Jeu des échecs, société politique et art de la guerre. Les révolutions du XVIIIe siècle
Didier Renard
Renard, Didier, Jeu des échecs, société politique et art de la guerre. Les révolutions du XVIIIe siècle, Politix, vol. 15, n° 58, Deuxième trimestre 2002. Guerres et paix, sous la direction de Annie Collovald et Pierre Lascoumes, p. 89-107
Extrait de l’article
“Ludimus effigiem belli, simulataque veris
Proelia, buxo aciesfictas et ludicra régna.”Marco Girolamo Vida, Scacchia ludus, 1527
Lorsque François-André Danican Philidor fait paraître à Londres, en 1749, L’Analyze des Echecs, il ouvre la voie à une double révolution. Le jeu des échecs, introduit en Europe autour de l’an mil, s’y était installé comme une pratique sociale caractéristique des élites militaires et politiques. Jeu emblématique des chevaliers que la chanson de geste montre y révélant la noblesse de leurs origines et la littérature courtoise y conquérant leur dame, il devient jeu curial, « gentile intertenimento ed ingenioso » avant d’apparaître au XVIIe siècle comme le jeu royal par excellence dont la philosophie, inspirée de la conduite de la guerre et la représentant, prépare les jeunes princes aux devoirs à venir de leur règne.

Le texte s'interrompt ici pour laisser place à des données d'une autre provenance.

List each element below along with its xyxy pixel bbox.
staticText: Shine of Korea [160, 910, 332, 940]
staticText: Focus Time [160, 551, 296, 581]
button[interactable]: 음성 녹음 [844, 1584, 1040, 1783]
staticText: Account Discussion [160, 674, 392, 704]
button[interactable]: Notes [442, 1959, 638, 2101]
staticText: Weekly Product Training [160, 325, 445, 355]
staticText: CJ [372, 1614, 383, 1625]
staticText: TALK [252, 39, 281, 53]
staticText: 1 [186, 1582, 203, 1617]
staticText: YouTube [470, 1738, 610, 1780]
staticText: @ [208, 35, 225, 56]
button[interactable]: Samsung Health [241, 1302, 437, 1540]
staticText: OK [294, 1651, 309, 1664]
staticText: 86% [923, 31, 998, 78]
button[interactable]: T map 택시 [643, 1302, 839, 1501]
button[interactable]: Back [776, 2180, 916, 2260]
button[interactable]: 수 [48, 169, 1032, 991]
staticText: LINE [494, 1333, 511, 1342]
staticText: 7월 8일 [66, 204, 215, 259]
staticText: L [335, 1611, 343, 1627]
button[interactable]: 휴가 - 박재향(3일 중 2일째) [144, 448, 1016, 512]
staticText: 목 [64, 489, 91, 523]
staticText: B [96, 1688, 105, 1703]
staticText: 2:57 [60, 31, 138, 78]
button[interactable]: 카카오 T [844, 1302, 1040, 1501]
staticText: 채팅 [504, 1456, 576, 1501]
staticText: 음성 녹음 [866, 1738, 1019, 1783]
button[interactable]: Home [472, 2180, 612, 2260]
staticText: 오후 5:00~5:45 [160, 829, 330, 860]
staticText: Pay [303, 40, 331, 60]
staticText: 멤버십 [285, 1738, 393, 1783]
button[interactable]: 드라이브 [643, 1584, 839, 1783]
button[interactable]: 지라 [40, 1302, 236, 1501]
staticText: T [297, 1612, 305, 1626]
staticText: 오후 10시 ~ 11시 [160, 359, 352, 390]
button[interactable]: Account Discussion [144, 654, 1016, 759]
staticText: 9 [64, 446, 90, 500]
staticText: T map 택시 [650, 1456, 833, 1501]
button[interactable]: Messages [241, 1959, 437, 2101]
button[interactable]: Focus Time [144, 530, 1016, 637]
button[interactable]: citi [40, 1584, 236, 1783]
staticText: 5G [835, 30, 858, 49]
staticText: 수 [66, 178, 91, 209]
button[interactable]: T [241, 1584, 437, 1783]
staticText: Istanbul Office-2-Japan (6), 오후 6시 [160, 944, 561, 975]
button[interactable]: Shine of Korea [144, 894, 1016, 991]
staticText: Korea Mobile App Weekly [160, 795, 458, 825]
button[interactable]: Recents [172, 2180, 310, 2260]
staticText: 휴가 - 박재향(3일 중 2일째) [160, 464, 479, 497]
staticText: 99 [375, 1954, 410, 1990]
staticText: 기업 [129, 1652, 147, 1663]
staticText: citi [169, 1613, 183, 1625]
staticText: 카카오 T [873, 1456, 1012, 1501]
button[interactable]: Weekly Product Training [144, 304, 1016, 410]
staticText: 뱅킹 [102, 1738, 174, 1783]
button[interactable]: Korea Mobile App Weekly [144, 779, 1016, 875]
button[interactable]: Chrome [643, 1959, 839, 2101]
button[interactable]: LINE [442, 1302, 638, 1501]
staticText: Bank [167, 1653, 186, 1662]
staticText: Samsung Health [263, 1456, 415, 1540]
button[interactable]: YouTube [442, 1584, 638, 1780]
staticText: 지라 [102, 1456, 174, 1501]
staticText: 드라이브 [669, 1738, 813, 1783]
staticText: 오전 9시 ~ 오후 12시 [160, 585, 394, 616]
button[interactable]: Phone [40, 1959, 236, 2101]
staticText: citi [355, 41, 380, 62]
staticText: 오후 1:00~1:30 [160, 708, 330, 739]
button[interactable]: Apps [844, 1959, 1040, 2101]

On sait que dès le XVe siècle seigneurs et souverains rémunèrent les joueurs les plus talentueux pour qu’ils se mesurent à eux, à leurs hôtes et aux champions de cours voisines ou rivales. Ainsi les meilleurs joueurs italiens défont-ils leurs adversaires espagnols en 1575, à Madrid, à la cour, en présence de Philippe II. Ce sont ces joueurs qui, à leur usage personnel ou en hommage à leurs patrons, rédigent les premiers ouvrages techniques, recueils de parties augmentés parfois de conseils de comportement. Leur rédaction et leur contenu témoignent d’une pratique où le mouvement des pièces majeures s’ouvrant dès que possible le passage vers le roi adverse est invariablement privilégié. Les parties de l’époque, celles par exemple que nous connaissons de la rencontre de 1575, sont donc brèves et spectaculaires. Elles révèlent au regard de ce qu’on connaît aujourd’hui une médiocre qualité, mais d’abord et surtout une conception radicalement différente du jeu.